Graphene enables flexible displays
We saw two intriguing prototypes from FlexEnable that use graphene in slightly different ways. The most eye-catching was a curved organic LCD, shaped into a wrist-worn device. The display is based on a transparent graphene conductor integrated with a flexible transistor array. Flexible displays are enormously appealing for wearables, but they have many other interesting applications. For example, flexible displays like this could be used to cover the pillars either side of your windscreen in the car and, coupled with a camera, give you full visibility and eliminate your blind spots.
If we take another step into future and imagine a day when manual driving and car ownership is a thing of the past, you might get into your driverless car for the day and touch the display to confirm your identity, bringing up your customized in-car display, which is wrapped around the interior. FlexEnable is already working with a number of hardware manufacturers to license and integrate the technology.
Graphene fingerprint sensors are faster than ever
FlexEnable also had a flexible fingerprint sensor capable of outputting an image of your fingerprint in real-time. That’s something that could be wrapped around a steering wheel, the back of your phone, or even a gun grip, blocking access for anyone, but the owner. Once again, the graphene provides a conductive, flexible, and transparent base layer, but this time it’s combined with different transistors and sensors. It’s an incredibly versatile material.
Graphene batteries could last forever
Imagine an external battery pack that can fully charge up in just five minutes. Zap&Go has created a sandwich of 50 thin aluminium foil layers coated in graphene ink. All these layers create a large surface area which allows it to charge up very quickly. But unlike other super capacitors it can discharge at the correct rate to juice your phone.
The prototype version we saw only holds around 800mAh, but it’s early days for the technology. The makers expect to be able to increase the capacity to hit 3,000mAh within the next few months, which is enough to fully charge a typical smartphone. It is quite large, and it will remain so, because it needs that surface area, but Zap&Go also has plans to license the tech, so it can be built into everything from electric drills to vacuum cleaners to hoverboards. A thinner sandwich with fewer layers could also be built into a curved shape for wearable devices.
There are other advantages to this graphene technology. A standard battery pack of the type we all use today relies on lithium ion technology which allows a certain number of cycles before it starts to degrade. After being recharged 500 times or so, it won’t be capable of holding as much power anymore. Graphene battery technology has no limit in terms of charges and discharges because there’s no chemical reaction inside.
It’s liable to be expensive when it does come to market, somewhere in the region of $150, but that will come down in time and it could be a cheap price to pay if it’s the only battery pack you ever have to buy.
Graphene gloves could read temperature and gestures
Virtual reality is huge right now and it’s all over the show floor at MWC, but there are still some control issues.

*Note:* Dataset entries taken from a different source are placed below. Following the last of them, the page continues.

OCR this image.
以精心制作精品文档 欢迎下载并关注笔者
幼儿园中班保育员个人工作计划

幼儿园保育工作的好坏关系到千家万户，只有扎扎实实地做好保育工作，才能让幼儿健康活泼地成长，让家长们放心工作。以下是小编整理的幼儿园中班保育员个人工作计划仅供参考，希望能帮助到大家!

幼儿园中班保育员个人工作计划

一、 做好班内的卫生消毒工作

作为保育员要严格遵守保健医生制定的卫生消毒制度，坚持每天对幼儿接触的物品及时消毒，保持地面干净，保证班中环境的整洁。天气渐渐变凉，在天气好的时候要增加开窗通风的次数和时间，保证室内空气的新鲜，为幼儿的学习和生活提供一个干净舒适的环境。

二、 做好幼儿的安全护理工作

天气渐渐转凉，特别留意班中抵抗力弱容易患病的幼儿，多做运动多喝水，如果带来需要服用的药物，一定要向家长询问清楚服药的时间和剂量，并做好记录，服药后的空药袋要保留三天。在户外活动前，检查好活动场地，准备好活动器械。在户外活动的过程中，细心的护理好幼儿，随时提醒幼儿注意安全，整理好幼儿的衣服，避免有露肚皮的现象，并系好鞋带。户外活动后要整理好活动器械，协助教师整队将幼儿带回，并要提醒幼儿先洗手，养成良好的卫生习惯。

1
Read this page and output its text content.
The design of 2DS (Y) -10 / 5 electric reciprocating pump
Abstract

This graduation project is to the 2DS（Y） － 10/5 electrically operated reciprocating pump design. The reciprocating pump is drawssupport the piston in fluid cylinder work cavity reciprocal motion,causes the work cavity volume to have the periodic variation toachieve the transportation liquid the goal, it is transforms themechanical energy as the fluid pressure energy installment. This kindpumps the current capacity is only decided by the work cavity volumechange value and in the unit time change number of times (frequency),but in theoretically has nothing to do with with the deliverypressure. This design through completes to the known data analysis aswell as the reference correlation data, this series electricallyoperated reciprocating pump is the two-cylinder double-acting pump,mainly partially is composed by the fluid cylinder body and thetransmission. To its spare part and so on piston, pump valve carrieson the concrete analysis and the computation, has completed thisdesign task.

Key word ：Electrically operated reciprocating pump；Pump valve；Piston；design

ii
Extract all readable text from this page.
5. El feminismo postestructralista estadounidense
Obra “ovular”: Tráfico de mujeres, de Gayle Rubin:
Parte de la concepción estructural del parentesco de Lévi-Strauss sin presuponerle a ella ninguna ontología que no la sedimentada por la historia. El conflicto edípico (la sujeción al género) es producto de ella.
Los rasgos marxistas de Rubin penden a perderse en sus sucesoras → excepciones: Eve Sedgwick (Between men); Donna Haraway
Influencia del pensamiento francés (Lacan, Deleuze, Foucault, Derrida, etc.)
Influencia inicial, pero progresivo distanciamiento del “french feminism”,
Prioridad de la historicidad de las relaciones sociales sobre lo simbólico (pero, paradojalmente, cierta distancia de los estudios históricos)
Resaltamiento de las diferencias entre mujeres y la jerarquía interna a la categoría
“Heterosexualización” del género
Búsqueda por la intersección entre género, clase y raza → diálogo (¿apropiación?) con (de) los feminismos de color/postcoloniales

What if you could slip on a pair of gloves with flexible graphene sensors inside capable of picking up on gestures and changes in temperature? Nokia R&D has been working on creating these sensors in thin strips which could be easily accommodated in gloves or other wearables.
The different sensors can be calibrated to trigger different things. Right now, they’re working on making gestures and temperature changes light up different LEDs, just to put the idea across. These sensors are very thin and very flexible, so they could be integrated easily into clothing.
Graphene heart rate sensors could go anywhere
The final graphene-based sensor that caught our eye was developed by the Institute of Photonic Sciences (ICFO) which is a partnership between the Catalonian government and the Technical University. It’s an accurate heart rate sensor that’s flexible and transparent. You can place your thumb or finger on the panel and see your heart rate on the screen. It’s fast and accurate, with a high signal to noise ratio.
One of the most important differences between this and the kinds of heart rate sensors we have in fitness trackers and smartwatches right now, is that it doesn’t require its own light source. This graphene sensor works with ambient light levels and it’s very durable. It could be used for health monitoring as an obtrusive patch on the wrist, or companies could build it into new lines of wearables.
These are all still prototypes, but they offer compelling advantages and it does feel as though the barriers to graphene adoption are falling away. We’re hopeful that at least a few of these potential applications are going to be realized in devices you can actually buy within the next year.